Liz

Memories 02 / 8 ans :

Le lent cortège se déroulait à travers le village abruti par la chaleur de fin d’été. En tête, sur un char tiré par deux chevaux fatigués, reposait le cercueil. Très simple, en sapin, sans ornement ni poignées, la grande boîte brinquebalait au rythme des ornières. Derrière, très digne, une femme grande et mince avec de longs cheveux auburn tenait deux enfants par la main ; un garçon qui était encore un tout jeune enfant, 5 ans à estimer, aux cheveux châtains coupés en brosse, regardant autour de lui d’une mine curieuse sans avoir l’air de comprendre réellement ce qu’il faisait là et une fillette qui, malgré sa taille, ne devait pas avoir plus de 8 ans. Elle avait une longue tresse d’un roux éclatant et son petit visage avait un air grave et sérieux qui contrastait avec celui plus insouciant du garçon. Au même niveau se tenait encore un autre garçon, presque un adolescent déjà, à la chevelure du même roux que la fillette et qui, visiblement, retenait ses larmes en fixant le cercueil. Derrière le groupe de tête, une multitude de gens aux visages montrant toute une palette d’expression allant de la sincère compassion à une tristesse intense en passant par la sympathie et puis, dans les derniers, une politesse froide de circonstance. Tout un village en habits des grands jours, paysans, artisans, notables, famille et amis qui étaient là pour rendre hommage à un des leurs. C’était le forgeron du village qu’on enterrait en ce jour, homme important s’il en est pour toute la communauté et qui laissait derrière lui une veuve éplorée et ses 3 enfants.

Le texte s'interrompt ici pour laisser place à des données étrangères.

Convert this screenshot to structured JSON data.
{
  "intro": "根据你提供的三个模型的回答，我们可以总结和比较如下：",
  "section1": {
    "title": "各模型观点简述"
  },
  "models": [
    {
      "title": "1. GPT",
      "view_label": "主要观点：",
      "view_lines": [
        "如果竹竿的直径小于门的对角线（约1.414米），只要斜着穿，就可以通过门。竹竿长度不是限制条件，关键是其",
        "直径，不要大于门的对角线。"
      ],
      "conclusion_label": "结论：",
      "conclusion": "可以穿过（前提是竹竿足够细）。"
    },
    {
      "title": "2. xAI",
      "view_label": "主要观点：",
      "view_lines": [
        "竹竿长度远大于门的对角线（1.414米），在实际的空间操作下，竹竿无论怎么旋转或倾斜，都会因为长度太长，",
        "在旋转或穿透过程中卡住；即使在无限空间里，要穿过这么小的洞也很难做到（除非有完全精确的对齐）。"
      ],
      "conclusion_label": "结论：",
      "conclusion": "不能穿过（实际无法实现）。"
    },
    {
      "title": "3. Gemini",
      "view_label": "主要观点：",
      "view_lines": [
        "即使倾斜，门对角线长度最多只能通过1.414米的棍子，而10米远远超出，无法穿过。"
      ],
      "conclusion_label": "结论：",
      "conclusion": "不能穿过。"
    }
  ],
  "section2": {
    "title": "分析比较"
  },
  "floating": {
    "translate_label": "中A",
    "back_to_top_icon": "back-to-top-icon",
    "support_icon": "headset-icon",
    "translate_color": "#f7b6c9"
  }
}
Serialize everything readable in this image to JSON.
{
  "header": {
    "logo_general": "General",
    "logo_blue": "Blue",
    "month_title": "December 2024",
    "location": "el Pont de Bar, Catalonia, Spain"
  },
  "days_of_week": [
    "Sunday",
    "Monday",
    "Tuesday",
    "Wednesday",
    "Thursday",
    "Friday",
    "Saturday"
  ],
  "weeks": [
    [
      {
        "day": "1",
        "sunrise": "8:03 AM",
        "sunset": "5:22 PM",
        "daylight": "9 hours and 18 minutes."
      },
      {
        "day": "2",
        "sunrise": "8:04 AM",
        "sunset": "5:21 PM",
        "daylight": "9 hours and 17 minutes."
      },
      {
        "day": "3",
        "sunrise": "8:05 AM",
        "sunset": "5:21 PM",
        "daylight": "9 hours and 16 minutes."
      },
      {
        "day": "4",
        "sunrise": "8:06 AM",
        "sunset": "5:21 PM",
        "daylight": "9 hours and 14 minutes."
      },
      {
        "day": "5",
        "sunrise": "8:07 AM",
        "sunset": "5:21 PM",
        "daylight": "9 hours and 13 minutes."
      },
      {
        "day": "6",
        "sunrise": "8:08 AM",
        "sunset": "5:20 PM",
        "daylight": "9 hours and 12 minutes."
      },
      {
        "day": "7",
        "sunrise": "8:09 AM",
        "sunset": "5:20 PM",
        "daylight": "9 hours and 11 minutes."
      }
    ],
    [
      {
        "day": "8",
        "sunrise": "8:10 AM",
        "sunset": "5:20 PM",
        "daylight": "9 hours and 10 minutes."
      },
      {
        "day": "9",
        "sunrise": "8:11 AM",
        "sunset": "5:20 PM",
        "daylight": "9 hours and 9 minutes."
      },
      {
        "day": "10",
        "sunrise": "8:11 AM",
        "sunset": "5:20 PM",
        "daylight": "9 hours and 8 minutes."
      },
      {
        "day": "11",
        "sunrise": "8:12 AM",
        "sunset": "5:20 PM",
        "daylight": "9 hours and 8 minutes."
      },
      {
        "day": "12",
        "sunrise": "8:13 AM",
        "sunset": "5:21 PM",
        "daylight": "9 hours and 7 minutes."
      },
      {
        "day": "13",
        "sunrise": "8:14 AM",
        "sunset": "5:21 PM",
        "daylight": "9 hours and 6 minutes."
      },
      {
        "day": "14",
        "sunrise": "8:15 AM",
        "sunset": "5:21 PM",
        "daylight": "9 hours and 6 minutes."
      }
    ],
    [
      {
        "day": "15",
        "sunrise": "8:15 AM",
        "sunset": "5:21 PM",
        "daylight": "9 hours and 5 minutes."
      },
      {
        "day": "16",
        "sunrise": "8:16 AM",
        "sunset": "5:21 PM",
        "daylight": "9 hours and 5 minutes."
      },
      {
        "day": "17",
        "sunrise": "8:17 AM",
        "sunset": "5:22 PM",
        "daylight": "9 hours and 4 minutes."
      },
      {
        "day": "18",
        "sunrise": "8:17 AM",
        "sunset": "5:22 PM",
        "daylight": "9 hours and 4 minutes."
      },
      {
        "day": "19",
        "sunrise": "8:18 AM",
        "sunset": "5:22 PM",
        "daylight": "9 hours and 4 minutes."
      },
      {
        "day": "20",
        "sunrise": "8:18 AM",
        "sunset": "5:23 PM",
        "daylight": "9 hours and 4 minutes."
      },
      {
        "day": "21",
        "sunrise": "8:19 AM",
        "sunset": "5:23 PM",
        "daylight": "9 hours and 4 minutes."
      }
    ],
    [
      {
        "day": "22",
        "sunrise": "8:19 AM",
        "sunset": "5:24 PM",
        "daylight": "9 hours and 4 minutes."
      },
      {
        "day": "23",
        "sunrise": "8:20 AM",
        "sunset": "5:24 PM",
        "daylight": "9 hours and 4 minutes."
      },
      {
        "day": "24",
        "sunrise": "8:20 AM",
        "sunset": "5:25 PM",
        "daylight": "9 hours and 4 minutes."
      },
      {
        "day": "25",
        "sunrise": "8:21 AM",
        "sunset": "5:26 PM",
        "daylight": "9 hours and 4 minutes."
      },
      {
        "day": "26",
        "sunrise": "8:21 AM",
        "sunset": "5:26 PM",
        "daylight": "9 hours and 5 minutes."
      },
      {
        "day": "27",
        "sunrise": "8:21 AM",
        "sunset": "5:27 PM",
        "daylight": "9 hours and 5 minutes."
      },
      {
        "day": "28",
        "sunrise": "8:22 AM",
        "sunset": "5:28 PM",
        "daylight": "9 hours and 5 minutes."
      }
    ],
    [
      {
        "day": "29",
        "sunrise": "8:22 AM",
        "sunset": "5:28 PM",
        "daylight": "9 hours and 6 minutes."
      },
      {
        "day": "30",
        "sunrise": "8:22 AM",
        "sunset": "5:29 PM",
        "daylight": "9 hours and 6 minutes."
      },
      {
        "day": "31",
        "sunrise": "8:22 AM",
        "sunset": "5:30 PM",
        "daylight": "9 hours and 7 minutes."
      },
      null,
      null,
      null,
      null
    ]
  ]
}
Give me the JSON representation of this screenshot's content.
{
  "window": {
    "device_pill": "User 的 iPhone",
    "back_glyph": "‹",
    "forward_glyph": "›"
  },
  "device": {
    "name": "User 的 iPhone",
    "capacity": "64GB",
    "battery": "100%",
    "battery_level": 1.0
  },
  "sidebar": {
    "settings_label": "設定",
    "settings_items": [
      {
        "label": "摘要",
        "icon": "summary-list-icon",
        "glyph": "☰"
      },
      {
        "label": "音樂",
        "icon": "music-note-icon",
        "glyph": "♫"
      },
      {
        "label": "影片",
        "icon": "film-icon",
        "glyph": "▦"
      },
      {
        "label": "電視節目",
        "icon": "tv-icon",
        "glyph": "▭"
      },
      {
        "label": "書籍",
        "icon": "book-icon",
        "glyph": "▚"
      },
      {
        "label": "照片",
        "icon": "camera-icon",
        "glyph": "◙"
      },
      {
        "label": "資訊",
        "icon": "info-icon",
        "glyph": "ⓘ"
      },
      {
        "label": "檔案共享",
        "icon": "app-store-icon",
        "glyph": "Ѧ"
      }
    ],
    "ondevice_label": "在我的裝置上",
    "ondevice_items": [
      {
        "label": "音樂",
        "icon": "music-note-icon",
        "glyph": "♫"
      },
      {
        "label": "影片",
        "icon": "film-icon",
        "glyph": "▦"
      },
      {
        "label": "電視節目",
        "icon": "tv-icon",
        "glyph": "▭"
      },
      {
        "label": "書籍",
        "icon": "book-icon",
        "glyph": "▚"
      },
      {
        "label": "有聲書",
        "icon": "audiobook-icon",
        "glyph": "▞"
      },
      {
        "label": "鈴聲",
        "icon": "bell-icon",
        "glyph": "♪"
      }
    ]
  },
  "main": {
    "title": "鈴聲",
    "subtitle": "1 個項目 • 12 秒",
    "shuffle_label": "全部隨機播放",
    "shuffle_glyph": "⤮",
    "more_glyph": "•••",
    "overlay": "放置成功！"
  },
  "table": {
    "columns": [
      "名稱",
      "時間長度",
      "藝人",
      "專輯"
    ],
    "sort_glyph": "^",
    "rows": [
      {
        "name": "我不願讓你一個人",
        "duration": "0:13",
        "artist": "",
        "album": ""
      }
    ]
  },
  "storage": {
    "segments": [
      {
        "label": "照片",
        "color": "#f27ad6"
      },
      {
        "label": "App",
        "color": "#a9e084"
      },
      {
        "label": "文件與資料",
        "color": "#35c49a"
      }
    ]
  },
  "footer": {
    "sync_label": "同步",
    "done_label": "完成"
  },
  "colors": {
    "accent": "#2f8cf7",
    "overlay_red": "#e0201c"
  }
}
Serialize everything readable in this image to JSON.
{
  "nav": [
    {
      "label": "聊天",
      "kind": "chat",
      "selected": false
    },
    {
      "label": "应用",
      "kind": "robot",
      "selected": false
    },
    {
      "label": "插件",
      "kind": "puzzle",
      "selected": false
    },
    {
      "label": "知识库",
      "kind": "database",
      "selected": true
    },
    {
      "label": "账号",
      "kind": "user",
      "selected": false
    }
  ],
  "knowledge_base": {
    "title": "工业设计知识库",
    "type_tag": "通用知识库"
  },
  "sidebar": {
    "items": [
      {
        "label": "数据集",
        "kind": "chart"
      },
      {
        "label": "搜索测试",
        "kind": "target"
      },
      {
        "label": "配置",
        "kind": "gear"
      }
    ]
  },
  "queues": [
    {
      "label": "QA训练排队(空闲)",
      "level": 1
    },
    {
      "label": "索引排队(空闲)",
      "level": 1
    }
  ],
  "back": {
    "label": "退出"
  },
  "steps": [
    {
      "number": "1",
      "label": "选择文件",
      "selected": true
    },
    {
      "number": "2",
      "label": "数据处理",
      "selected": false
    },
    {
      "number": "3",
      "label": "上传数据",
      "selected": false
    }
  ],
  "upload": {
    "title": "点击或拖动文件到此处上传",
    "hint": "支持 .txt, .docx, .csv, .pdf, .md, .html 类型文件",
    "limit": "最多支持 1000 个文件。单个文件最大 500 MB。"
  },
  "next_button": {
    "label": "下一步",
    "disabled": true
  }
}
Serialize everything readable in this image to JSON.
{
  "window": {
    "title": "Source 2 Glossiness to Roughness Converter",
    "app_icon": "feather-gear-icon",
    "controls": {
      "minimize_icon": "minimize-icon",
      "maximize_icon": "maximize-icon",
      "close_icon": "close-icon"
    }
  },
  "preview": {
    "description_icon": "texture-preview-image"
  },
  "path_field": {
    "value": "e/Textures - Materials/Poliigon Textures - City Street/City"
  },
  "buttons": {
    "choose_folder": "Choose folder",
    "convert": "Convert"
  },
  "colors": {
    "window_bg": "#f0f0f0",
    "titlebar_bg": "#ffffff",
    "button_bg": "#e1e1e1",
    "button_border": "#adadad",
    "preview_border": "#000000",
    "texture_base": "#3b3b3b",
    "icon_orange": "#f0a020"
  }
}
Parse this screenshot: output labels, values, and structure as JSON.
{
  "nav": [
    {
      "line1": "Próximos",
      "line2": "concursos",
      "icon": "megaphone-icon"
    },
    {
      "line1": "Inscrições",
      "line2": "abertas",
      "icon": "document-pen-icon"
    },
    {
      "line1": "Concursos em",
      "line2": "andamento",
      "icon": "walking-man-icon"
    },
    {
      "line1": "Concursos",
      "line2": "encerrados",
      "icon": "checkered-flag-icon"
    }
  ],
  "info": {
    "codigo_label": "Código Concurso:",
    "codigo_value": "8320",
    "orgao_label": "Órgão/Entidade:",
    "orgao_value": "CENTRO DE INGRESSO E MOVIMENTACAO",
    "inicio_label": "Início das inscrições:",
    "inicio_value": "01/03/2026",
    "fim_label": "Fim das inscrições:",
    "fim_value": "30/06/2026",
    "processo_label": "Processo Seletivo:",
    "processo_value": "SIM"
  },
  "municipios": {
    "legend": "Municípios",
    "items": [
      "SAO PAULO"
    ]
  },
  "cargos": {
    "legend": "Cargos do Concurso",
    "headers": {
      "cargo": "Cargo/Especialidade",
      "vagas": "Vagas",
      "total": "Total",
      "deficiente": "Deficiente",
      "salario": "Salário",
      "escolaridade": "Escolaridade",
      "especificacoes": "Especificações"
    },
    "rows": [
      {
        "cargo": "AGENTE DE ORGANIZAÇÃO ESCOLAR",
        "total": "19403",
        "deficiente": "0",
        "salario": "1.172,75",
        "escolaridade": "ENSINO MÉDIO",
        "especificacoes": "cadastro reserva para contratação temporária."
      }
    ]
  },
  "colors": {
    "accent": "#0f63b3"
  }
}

La cérémonie fût brève et très simple. Les six furent loués pour les bienfaits offerts au défunt de son vivant et leur bienveillance demandée pour ceux qui restaient. Après quoi, on inhuma le cercueil et chacun passa devant la famille, leur prodiguant quelques mots de sympathie, un regard ou un sourire compatissant. Pour certains, c’était l’occasion de se retrouver et de discuter jusqu’à la tombée du jour des affaires du village et de commérer en regrettant que Grenth ait voulu rappeler si tôt cet homme tant apprécié ; et alors que les derniers rentraient chez eux en laissant la famille seule à son chagrin, un homme resta en arrière, un homme qui n’avait pas manqué d’exprimer ses profonds regrets à la récente veuve en l’assurant de toute sa sympathie en toute circonstances. Petit et massif, il avait tout du taureau dans sa stature, y compris la musculature impressionnante que son costume étriqué parvenait tout juste à contenir. Son regard bleu froid avait eu bien du mal à se détacher de la veuve et nombreux furent ceux qui, dans son dos, se gaussaient et se moquaient. Tout le village savait qu’il avait toujours eu des vues sur la veuve ; désormais, l’horizon dégagé lui permettait une approche directe qu’un reste de décence lui fît attendre 1 mois avant d’entamer.

10 mois plus tard. La petite chapelle du village célébrait une nouvelle cérémonie pour la famille du forgeron défunt. Au premier rang, les 3 enfants n’avaient pourtant pas l’air beaucoup plus joyeux qu’à l’enterrement de leur père. Plus curieux que réellement heureux, ils assistaient au remariage de leur mère avec cet homme, enfant du village lui aussi, paysan et boucher, que tout le monde félicitait de son dévouement et de son acte louable, lui qui avait été prêt à s’engager avec une femme qui avait déjà trois enfant, la sauvant par là même de bien des difficultés financière et de l’opprobre public. Les choses rentraient dans un ordre bien établi, les orphelins avaient à nouveau un père dévoué et une famille stable. Les commères pouvaient se tourner vers d’autres centres d’intérêt, la vie du village continuait son déroulement immuable dans son petit coin de campagne de Kessex.